How We Tested
Again taking a chapter out of our beamforming study, we went into this comparative study with an eye toward UDP performance. Ultimately, blistering TCP performance is great for large file transfers, but if it takes an extra minute or two to transfer 10GB into network storage, no one is going to lose any sleep over it. Moreover, with TCP, you know that data is going to arrive at its destination intact because the protocol mandates confirming that packets are received error-free at their proper destination. This is great for data integrity, not so great for overall throughput.
UDP makes no such demands on data. With UDP, packets simply blast from a source computer to their target, and if they get lost along the way, well, them’s the breaks. If a relay node between the source and target happens to be congested, the stream can come to a grinding halt. Or packets might arrive out of order (TCP also mandates preserving proper packet order). Admittedly, UDP transfers usually come off flawlessly, and stipping away all of that error-checking and receipt confirmation often helps the protocol run circles around TCP. This is why video and network gaming apps increasingly gravitate to UDP. But UDP is simply more prone to losing packets, in rare cases exhibiting up to 5% data loss.

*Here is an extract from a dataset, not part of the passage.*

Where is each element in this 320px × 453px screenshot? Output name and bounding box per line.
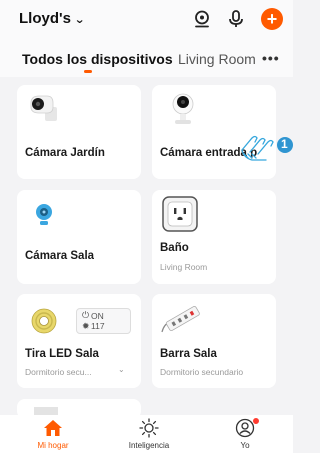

Fortunately, these are extreme cases. In fact, we omitted packet loss from the following charts because there were none. That’s right. Across all tested devices, both with UDP and TCP, we didn’t register a single dropped packet. Obviously, this is great news and should help give confidence to anyone wondering about data integrity with these different connection technologies. Whatever variables exist within a common home, apparently they aren’t severe enough to impair packet transmission at these relatively close ranges.
We tested with two applications, the commonly referenced Iperf and the Zap utility from Ruckus Wireless, detailed in our beamforming coverage. Both programs are able to test TCP and UDP transfers. For Iperf, we used a server command of Iperf.exe -s -w 10000k and a host command of Iperf.exe -c 192.168.1.3 -P 2 -i 1 -p 5001 -f k -t 10. Note that the following image was taken using Iperf’s GUI-based brother, Jperf.

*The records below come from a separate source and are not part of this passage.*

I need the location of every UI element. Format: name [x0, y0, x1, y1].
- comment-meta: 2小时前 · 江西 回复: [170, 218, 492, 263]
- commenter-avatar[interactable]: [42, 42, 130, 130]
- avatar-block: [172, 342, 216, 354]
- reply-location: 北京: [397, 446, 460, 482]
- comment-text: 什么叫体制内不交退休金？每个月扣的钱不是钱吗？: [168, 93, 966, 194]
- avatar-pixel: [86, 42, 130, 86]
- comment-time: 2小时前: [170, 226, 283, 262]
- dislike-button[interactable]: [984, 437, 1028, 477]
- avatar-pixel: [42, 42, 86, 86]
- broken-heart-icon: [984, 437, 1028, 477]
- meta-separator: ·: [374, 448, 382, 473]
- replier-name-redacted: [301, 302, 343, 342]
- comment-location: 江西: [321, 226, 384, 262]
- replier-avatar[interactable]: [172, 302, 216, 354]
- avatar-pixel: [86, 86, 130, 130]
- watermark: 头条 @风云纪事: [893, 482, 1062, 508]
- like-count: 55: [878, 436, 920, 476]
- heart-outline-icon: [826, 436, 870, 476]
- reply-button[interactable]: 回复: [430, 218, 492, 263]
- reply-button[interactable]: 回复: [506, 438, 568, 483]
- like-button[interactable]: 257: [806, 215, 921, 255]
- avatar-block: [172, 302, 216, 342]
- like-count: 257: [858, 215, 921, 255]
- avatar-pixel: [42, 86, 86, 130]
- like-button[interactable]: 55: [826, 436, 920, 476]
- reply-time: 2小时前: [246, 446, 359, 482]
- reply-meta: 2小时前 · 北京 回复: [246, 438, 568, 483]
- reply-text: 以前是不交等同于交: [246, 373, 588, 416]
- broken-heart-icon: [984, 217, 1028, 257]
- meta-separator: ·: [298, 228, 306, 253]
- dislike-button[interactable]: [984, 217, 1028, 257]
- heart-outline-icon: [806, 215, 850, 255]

We’re particularly fond of Zap because of its ability not only to provide average throughput rates but, more importantly, minimum transfer rates. As we wrote in the beamforming article: “[A Ruckus benchmarking] transfer is divided into percentages of the total workload, with each step being one-tenth of a percent. At each step, throughput rate is recorded and the number shown by the software is the lowest packet speed recorded up to that point in the transfer job. This is why Zap numbers look really fast at 1%, average at 50%, and very slow at 99 percent. For our purposes, we’re most interested in the average and lowest numbers. When it comes to video, you don’t care what the fastest or average sustained rates are. You care about the slowest speeds, the weakest link in the wireless chain, because this will be the key factor in determining your video watching [or gaming] experience. If you sustain a 70 Mb/s connection 95% of the time but occasionally drop to 15 Mb/s for whatever reason, then those drops are going to translate into dropped frames and hiccups if you’re watching an HD stream with a 19.2 Mb/s data rate.”
We should note that we shared our test results with Netgear prior to publication. There were only a few points where the company took issue with our results and methods. One of these was the inclusion of Gigabit Ethernet numbers as a reference point being held up against the other three technologies. As one product manager commented, “Fast Ethernet [is] a more typical comparison. If a person has Gigabit Ethernet in their home, they obviously wouldn't be considering any wireless, powerline, or MoCA solutions. But MoCA, as an example, might actually be a viable alternative to 10/100.” This is a valid point, but ultimately we decided to stick with Gigabit Ethernet results because with each passing month the technology is more commonplace, even in the mainstream. Few people would endure the expenses in time or money to string Fast Ethernet in a structured wiring retrofit, but Gigabit Ethernet is another story. Gigabit is a viable upgrade option, and as such it should be weighed alongside these other three alternatives.